05-11-2012 05:10 AM
In SAS EG4.3 I have variables that contain both standard roman alphanumeric and non-roman alphanumeric characters, specifically Japanese. I have absolutely no problem importing or viewing the Japanese character data values. However, SAS does not recognize any numeric/character text that is written in Japanese; thus all character functions are rendered useless. I know this because I created the following test:
*Var1 includes Japanese text.
If the data value for Var1 contains any alphanumeric character then the Test variable promptly returns the position of the first character. However, even when there is Japanese text in Var1, SAS does not recognize this text and returns an incorrect value of Test=0.
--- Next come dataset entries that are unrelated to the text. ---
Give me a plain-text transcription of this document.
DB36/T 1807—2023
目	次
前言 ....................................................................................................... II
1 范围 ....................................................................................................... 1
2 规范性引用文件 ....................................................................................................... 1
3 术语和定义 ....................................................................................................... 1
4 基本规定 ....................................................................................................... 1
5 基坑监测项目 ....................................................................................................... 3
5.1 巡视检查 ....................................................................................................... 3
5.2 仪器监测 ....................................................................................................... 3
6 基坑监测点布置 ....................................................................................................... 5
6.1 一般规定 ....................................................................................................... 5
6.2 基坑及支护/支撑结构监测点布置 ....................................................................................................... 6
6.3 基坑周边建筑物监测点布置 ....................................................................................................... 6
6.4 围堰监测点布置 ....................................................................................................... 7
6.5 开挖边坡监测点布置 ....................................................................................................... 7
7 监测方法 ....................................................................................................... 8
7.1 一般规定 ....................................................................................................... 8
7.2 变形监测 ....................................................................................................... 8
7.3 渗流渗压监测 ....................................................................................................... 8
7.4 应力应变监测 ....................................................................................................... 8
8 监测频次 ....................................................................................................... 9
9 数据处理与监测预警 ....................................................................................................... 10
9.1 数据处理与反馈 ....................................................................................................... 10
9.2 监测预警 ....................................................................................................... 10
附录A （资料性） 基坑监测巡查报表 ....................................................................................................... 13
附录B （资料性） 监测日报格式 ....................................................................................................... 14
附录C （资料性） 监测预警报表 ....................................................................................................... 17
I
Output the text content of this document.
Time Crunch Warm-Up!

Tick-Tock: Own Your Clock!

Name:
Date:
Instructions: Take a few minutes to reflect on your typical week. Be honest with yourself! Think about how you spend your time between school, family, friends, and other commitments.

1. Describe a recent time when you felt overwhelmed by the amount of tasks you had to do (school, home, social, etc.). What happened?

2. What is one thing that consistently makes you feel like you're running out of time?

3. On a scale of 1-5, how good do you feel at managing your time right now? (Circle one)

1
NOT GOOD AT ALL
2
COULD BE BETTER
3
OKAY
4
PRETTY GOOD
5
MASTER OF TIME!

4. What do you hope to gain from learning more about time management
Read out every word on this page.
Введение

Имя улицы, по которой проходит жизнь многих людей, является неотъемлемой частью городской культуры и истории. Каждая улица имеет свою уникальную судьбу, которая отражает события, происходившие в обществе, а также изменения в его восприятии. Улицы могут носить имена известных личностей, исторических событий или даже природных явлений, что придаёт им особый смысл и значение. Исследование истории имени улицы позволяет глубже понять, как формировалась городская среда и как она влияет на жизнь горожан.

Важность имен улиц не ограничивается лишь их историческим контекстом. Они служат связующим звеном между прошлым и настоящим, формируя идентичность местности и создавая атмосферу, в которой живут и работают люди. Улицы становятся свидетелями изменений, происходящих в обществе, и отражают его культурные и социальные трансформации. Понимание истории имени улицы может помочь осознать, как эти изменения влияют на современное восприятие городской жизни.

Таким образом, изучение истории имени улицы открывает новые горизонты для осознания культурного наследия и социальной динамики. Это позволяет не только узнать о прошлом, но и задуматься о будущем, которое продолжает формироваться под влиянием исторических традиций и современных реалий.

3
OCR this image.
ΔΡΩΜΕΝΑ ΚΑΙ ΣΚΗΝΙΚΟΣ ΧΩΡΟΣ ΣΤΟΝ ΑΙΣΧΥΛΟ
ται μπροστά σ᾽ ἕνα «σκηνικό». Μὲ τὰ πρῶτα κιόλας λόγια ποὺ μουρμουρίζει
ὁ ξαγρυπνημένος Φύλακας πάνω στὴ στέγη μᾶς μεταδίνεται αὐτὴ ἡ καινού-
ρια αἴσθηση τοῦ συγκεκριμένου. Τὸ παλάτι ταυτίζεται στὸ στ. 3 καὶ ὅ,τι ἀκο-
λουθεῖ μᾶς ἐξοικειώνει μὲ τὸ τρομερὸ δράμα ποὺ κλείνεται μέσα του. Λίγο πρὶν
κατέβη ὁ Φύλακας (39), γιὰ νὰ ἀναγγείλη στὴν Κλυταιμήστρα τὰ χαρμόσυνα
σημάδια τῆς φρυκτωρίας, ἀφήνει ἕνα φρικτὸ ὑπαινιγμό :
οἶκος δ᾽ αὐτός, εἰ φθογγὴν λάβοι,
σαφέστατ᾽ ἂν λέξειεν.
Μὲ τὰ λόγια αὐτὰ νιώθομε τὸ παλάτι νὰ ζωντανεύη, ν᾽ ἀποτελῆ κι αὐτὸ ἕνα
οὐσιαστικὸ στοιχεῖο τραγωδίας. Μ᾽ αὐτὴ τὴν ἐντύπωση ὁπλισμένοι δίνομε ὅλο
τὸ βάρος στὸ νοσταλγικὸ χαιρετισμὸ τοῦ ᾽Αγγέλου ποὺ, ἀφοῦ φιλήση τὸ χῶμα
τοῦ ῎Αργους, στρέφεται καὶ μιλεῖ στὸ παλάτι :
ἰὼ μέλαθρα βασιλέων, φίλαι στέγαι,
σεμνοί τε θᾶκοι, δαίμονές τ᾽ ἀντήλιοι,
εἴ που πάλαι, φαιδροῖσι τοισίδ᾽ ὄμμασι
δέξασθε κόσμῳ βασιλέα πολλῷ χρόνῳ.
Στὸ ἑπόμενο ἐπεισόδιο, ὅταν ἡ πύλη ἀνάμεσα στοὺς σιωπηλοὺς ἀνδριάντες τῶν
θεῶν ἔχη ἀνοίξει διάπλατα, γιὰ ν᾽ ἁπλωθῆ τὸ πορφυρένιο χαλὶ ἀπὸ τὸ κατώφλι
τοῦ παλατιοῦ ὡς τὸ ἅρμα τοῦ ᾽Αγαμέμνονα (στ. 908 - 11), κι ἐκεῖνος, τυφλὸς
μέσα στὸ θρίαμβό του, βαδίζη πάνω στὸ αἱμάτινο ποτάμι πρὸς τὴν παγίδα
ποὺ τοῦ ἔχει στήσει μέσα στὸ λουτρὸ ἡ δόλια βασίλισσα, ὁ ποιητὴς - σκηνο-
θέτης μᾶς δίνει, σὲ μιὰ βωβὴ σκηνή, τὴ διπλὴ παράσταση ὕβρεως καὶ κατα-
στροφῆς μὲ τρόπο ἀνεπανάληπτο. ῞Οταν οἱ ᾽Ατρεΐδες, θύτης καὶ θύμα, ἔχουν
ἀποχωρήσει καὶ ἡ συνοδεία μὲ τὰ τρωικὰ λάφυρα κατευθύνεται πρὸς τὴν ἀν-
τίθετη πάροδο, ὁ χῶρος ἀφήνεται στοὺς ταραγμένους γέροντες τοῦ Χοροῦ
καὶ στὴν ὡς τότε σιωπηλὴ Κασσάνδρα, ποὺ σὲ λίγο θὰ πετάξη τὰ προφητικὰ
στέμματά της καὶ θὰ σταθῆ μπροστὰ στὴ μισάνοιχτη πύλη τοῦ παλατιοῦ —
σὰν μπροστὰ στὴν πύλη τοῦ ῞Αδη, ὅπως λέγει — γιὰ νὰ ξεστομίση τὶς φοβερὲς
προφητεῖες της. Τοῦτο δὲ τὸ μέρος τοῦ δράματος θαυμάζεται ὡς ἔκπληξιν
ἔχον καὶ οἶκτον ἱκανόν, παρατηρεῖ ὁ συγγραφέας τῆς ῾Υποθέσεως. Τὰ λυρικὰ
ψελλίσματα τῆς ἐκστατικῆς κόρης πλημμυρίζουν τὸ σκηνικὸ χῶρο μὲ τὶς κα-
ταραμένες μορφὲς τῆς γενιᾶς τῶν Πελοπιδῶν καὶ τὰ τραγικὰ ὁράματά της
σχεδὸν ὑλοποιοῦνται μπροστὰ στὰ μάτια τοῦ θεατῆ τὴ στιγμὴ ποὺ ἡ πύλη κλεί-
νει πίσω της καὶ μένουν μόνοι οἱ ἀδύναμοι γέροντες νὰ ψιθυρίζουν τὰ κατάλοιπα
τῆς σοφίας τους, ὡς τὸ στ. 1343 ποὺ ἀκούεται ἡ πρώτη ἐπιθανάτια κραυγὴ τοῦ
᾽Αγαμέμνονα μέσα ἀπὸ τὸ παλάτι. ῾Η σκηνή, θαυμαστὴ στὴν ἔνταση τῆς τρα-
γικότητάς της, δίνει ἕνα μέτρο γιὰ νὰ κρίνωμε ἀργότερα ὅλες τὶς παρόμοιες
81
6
How do I get SAS to recognize my non-roman alphanumeric Japanese characters?
Thank you in advance,
05-11-2012 07:20 AM
You should try some K version of function such as:
klength() ksubstr() kcompress() kindex() .........
For the detail, check SAS nls documentaion.
05-14-2012 05:58 AM
Thank you for the reply!
Your suggestion regarding SAS NLS documentation, pointed me in the right direction. Since I was not able to find any other forum discussion that specifically addresses this issue, I’ll briefly discuss how I was able to resolve the problem for future reference.
Since many SAS character string functions are based on 1-byte roman alphanumeric characters, non-roman alphanumeric characters cannot be processed using these functions. Japanese alphanumeric characters happen to be 2-byte characters and thus must make use of DBCS functions [e.g., ksubstr(), kindex(), klength()]. I ended up using the klength() function in order to identify fields with non-missing values.
An entire list of DBCS functions can be found at:
Unfortunately, the number of available DBCS functions seem rather short. Although I was able to clear the first hurdle I had in cleaning my Japanese data set, I’m not sure if I will encounter further difficulty...